Jeanne Dubino is a professor of English, Global Studies, and Animal Studies at Appalachian State University, North Carolina, USA. She has been a visiting assistant professor of literature and Women’s Studies at Bilkent University, Turkey; a Fulbright Scholar/Researcher at Egerton University, Kenya; Fulbright Specialist at Northeastern University, China, and the Federal University of Paraíba, Brazil; and visiting scholar at Ain Shams University, Egypt.

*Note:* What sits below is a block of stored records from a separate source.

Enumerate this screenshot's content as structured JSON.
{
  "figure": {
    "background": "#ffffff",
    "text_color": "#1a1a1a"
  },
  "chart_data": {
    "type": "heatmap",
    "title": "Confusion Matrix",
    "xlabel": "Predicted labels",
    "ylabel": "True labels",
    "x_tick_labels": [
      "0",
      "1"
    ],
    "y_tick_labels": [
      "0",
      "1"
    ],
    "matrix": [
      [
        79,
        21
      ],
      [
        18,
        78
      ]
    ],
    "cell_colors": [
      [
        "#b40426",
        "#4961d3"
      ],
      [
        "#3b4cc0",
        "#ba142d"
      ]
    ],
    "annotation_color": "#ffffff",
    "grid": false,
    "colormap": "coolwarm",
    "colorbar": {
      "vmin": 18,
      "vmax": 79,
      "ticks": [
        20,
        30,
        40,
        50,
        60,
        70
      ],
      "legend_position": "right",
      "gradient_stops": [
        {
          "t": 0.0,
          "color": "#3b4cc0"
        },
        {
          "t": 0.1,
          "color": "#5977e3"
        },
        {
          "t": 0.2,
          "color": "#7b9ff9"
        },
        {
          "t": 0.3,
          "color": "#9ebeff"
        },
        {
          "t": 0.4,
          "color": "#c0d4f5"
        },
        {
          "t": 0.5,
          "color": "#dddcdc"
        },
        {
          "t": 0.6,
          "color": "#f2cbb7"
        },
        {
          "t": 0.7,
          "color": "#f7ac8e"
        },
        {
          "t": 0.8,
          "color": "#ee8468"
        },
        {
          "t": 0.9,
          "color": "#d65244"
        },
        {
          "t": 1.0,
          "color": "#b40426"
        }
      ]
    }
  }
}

Some of her publications include the edited volume Virginia Woolf and the Literary Marketplace (Palgrave Macmillan, 2010); and the coedited Representing the Modern Animal in Culture (Palgrave Macmillan, 2014), Virginia Woolf: Twenty-First-Century Approaches (Edinburgh University Press, 2014), Politics, Mobility, and Identity in Travel Writing (Routledge, 2015); Virginia Woolf: Critical and Primary Sources (Bloomsbury 2020); The Edinburgh Companion to Virginia Woolf and Contemporary Global Literature (Edinburgh University Press, 2021); Travel and War (Cambridge Scholars Publishing, 2022); and essays, articles, and reviews on Woolf, 20th-21st-century Anglophone literatures, travel and Animal Studies.